I am reading Keith Richards’ autobiography and this is what he has to say about Dunedin, New Zealand:
But my God, there are some black holes. Dunedin, for instance, almost the southernmost city in the world, in New Zealand. It looked like Tombstone and it felt like it. It still had hitching rails. It was a Sunday, a wet dark Sunday in Dunedin in 1965. I don’t think you could have found anything more depressing anywhere. The longest day of my life, it seemed to go on forever. We were usually pretty good at entertaining ourselves, but Dunedin made Aberdeen seem like Las Vegas. Very rarely did everybody get depressed at the same time; there was usually one to support the others. But in Dunedin everybody was totally depressed.

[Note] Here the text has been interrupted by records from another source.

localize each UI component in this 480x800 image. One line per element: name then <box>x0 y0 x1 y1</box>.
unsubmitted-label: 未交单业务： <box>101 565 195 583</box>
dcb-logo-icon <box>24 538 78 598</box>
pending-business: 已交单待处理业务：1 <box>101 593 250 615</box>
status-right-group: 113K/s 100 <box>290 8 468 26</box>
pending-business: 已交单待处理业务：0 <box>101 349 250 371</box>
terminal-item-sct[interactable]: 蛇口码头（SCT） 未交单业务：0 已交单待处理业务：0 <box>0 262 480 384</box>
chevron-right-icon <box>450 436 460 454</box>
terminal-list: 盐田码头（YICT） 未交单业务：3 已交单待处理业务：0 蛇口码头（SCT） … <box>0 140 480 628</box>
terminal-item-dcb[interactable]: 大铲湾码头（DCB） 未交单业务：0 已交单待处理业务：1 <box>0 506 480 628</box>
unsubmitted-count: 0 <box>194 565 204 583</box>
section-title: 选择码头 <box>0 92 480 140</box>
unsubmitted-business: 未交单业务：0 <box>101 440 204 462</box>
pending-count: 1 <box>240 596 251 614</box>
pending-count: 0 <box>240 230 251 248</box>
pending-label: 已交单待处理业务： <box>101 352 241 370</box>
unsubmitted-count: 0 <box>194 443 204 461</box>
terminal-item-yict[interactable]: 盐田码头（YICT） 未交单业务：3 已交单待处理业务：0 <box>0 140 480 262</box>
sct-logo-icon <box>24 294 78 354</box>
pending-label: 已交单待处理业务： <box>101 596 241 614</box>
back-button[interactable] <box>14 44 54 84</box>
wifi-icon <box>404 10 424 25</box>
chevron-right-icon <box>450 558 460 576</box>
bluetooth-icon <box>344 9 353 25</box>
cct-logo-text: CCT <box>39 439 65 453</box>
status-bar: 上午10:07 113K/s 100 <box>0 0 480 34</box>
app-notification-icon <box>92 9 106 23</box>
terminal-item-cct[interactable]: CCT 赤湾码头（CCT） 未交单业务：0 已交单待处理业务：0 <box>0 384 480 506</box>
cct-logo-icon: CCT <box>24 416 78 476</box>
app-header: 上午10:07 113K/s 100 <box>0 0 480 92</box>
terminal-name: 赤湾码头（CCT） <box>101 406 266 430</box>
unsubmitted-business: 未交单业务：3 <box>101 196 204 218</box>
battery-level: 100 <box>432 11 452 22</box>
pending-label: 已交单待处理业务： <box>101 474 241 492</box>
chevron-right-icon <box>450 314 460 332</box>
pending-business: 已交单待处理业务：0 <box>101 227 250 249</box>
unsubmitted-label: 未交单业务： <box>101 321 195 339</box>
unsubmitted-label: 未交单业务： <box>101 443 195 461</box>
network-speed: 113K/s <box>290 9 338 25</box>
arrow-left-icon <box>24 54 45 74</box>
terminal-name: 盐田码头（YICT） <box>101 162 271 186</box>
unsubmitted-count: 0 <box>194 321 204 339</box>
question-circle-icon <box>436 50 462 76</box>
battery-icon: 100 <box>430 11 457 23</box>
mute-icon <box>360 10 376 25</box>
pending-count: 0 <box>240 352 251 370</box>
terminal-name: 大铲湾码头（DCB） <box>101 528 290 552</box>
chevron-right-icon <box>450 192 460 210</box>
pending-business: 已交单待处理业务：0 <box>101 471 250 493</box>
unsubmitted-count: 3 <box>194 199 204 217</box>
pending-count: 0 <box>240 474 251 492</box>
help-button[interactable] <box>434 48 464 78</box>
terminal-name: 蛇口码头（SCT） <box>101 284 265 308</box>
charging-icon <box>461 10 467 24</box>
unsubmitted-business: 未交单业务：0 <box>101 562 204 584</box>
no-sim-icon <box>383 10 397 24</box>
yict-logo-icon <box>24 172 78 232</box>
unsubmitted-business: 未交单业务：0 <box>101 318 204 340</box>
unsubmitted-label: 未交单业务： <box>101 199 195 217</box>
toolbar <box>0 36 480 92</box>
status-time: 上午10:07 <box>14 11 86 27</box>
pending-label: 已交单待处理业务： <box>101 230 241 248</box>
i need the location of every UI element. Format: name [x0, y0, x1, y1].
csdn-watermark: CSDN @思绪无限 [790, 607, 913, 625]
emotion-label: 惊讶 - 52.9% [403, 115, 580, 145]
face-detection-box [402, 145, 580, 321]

No chance of any redemption or laughter. Even the drink didn’t get you pissed. On Sunday, there’d be little knocks on the door, “Er, church in ten minutes…” It was just one of those miserable gray days that took me back to my childhood, a day that will never end, the gloom, and not anything on the horizon. Boredom is an illness to me, and I don’t often suffer from it, but that moment was the lowest ebb. “I think I’ll stand on my head, try and recycle the drugs.”
To me Dunedin was very different, it must have changed a lot since 1965… At first I thought he was writing about Invercargill, or some of the smaller towns in the south of South Island, like Riverton, where famously the petrol was very cheap for a couple of years, because the head office of the petrol company forgot to change the prices on the pumps.